| Literature DB >> 28451403 |
Shunji Nishimura1, Kazuhiko Hashimoto1, Akihiro Tan2, Yukinobu Yagyu3, Masao Akagi1.
Abstract
Giant cell tumor of bone (GCTB) is commonly treated with surgery; however, surgery of GCTB in the sacrum may be challenging due to the associated risk. A conservative approach may be selective arterial embolization or zoledronic acid (ZOL) treatment; however, there are currently no studies investigating the efficacy of combining these two treatments. Denosumab may also be used; however, to the best of our knowledge, there are no reports of a stepwise approach for the use of all three treatments in a single patient. We herein present such a case. A 32-year-old woman diagnosed with sacral GCTB was treated with selective arterial embolization for 3 months. No improvement was observed, and monthly infusions of ZOL were added (administered 2 weeks after each arterial embolization treatment). Ten months after the initiation of ZOL, there was still no improvement. The therapy was changed to denosumab 120 mg, injected subcutaneously once a month. By the third dose, the buttock pain had decreased and the patient became ambulatory. At 5 and 10 months, computed tomography scans revealed bone sclerosis gradually appearing around the sacrum. By 1 year, needle biopsy detected no neoplastic cells. At that point, the patient discontinued treatment, as there was hepatic function impairment due to a history of hepatitis B. Despite treatment discontinuation, the patient exhibited no further symptoms, there were no signs of progression on radiography, and surgery was not required. Our patient experienced treatment failure with selective arterial embolization. The combination of ZOL with selective arterial embolization also did not improve the patient's condition. Denosumab was found to be superior to both treatments, achieving tumor remission. The patient remains symptom- and disease-free. Further studies are required, but our results suggest that patients with unresectable GCTB who fail to respond to selective arterial embolization may benefit from denosumab treatment, but not from combination therapy with selective arterial embolization and ZOL.Entities:
Keywords: conservative treatment; denosumab; sacral giant cell tumor of bone; selective arterial embolization; zoledronic acid
Year: 2017 PMID: 28451403 PMCID: PMC5403697 DOI: 10.3892/mco.2017.1137
Source DB: PubMed Journal: Mol Clin Oncol ISSN: 2049-9450
Figure 1.Images and pathological tissues at first visit. (A) Frontal and lateral views of the sacral vertebrae on plain radiography. (B) Magnetic resonance imaging, sagittal plane, T1- and T2-weighted images. Neoplastic lesions are seen in S1-S2. (C) Computed tomography (CT) scan images. Osteolytic images are seen in S1-S2. (D) Histological examination of pathological specimen obtained by a CT-guided core needle biopsy. Numerous stromal cells and osteoclast-like giant cells are concurrently present. Giant cell tumor of bone was diagnosed (hematoxylin and eosin staining; magnification, ×50).

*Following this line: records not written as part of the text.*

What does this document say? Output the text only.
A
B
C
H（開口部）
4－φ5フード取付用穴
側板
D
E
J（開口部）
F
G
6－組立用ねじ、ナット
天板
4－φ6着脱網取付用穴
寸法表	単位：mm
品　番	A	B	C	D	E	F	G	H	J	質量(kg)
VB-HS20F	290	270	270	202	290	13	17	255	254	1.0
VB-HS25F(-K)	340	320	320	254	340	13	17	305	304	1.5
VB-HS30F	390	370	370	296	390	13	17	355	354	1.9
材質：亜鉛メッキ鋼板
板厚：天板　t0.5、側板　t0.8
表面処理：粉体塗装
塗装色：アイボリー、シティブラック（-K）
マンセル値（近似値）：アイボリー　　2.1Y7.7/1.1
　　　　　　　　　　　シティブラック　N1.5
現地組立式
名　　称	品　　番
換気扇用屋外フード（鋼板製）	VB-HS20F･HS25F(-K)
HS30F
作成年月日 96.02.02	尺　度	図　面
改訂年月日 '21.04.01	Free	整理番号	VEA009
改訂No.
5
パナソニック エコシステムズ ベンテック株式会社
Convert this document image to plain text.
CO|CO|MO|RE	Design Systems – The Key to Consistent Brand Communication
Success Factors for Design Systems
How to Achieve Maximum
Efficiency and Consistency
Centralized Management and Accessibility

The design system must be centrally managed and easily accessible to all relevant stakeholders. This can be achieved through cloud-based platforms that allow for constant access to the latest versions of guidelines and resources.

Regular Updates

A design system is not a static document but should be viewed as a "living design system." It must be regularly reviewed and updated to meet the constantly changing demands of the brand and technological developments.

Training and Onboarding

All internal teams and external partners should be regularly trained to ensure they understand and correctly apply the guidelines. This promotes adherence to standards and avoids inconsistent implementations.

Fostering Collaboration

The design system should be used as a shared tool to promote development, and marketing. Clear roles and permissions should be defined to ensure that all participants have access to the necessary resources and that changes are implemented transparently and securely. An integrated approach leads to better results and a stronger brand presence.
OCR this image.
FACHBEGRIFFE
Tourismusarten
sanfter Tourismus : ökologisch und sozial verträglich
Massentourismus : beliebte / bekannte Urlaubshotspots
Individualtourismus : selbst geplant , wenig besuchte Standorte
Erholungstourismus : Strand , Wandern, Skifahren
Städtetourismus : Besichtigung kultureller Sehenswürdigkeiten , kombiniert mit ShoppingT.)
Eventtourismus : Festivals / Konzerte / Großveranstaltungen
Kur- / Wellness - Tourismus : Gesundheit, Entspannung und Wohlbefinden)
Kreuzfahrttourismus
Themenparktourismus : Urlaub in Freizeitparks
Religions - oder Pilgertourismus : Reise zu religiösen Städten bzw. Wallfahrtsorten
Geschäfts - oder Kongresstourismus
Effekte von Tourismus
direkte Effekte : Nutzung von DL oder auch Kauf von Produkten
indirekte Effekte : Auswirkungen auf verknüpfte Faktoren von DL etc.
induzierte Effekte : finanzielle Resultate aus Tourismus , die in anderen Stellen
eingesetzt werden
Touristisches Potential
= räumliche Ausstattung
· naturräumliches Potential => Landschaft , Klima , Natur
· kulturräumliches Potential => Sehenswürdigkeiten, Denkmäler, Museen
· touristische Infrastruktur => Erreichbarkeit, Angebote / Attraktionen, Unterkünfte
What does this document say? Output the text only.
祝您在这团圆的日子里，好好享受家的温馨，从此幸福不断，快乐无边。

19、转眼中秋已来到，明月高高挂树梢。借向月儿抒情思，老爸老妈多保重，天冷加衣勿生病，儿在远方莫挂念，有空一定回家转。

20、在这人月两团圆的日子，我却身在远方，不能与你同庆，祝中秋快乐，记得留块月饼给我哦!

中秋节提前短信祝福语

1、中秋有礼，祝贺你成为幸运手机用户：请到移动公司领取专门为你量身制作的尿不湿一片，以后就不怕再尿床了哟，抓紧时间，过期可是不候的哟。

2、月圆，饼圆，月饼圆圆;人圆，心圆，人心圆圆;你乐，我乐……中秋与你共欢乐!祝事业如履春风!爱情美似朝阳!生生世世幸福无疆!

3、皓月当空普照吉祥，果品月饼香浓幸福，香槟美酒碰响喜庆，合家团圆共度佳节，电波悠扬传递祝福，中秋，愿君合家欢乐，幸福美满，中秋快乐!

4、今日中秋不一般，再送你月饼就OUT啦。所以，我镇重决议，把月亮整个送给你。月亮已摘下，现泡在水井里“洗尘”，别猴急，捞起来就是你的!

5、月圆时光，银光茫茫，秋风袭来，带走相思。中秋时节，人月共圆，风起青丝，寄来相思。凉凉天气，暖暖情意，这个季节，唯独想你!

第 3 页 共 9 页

Figure 2.Computed tomography scan images after initiation of treatment with arterial embolization and zoledronic acid. There was a slight change in S1-S2 10 months after the start of treatment compared with prior to treatment, but no shell formation of the bone cortex was observed.
Figure 3.Computed tomography scan images following administration of denosumab. The bone cortex in the anterior sacral vertebrae exhibited thickening 5 months after the start of administration, and shell formation was completely visible at 10 months.
Figure 4.Computed tomography-guided bone biopsy image 1 year after the initiation of treatment with denosumab. New bone tissue has replaced stromal cells and giant cells, demonstrating the efficacy of denosumab (hematoxylin and eosin staining; magnification, ×100).